Xenosaga 3 Screenshot 07Quitte à faire injure à Final Fantasy XII, Xenosaga 3 est sans doute aussi un des plus beaux jeux de la ludothèque PlayStation 2. Peut-être pas d’un point de vue technique (quoique…), mais assurément d’un point de vue esthétique. Les personnages ont de la gueule. Les méchas et vaisseaux aux lignes futuristes sont designés avec bon goût. Les nombreuses cinématiques d’action (eh, c’est un Xenosaga) sont mises en scène avec un souffle épique qui ne se dément jamais, qu’il s’agisse d’une bataille spatiale ou d’une course-poursuite en milieu futuriste (quitte à parfois faire cracher quelques-unes de ses tripes à la console). Mais ce sont surtout les décors qui impressionnent.



Les décors, et aussi – surtout – un génie de la présentation. J’ai toujours ressenti que le passage du RPG à la full 3D avait fortement amoindri l’impact des univers en laissant le contrôle de la caméra entre les mains du joueur. Il n’y a plus « d’œil » qui mette en valeur un panorama ou qui souligne l’importance d’une structure. Pas de ça avec Xenosaga. Monolith cadre et tire le meilleur de ses angles de vue. C’est sans doute Also Sprach Zarathustra qui a pleinement développé les jeux d’échelles et de perspectives sur lesquels se basera Xenoblade Chronicles.

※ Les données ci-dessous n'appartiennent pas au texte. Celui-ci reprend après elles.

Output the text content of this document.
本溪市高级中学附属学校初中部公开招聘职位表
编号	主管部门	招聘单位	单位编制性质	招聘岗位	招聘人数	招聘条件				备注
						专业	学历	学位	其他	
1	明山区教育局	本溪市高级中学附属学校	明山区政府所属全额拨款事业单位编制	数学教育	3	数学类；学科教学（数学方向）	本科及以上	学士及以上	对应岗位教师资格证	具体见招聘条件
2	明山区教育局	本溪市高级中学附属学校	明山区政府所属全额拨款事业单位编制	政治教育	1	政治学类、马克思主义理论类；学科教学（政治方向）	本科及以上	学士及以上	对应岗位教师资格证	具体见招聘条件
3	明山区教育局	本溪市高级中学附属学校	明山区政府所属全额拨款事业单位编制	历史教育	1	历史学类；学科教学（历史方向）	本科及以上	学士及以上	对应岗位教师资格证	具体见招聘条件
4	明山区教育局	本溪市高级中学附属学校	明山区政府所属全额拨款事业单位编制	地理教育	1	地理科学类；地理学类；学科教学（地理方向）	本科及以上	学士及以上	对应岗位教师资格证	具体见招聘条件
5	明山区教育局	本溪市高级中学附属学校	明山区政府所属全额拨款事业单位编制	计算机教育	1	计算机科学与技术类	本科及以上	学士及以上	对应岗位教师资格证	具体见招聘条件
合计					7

Il faut dire que l’équipe de Takahashi joue avec les échelles depuis Xenogears. L’apparition d’un contraste entre une échelle micro et une échelle macro doit venir assez naturellement quand on inclue des robots géants à ses jeux. La plupart des donjons se visite à deux niveaux différents, à mesure que l’on quitte ou que l’on réintègre son mécha, et abuse des effets de plongée pour souligner encore le gigantisme des lieux. Cette alternance sert aussi la richesse du gameplay des phases d’exploration en proposant des puzzles qui entremêlent les interventions des humains et celles des châssis de combat. On retrouve aussi ce jeu d’échelles dès qu’on entre dans une ville : les maps fourmillent de détails qui reproduisent avec une minutie pointilliste les lieux que l’on va visiter ou que l’on a visité à l’échelle humaine, parfois un ou deux épisodes plus tôt. Ce travail de construction d’un cadre général, qui remet en contexte des lieux qui sont autant de pièces éparses d’un grand puzzle, permet à Monolith de bâtir la cohérence et la vraisemblance de son univers.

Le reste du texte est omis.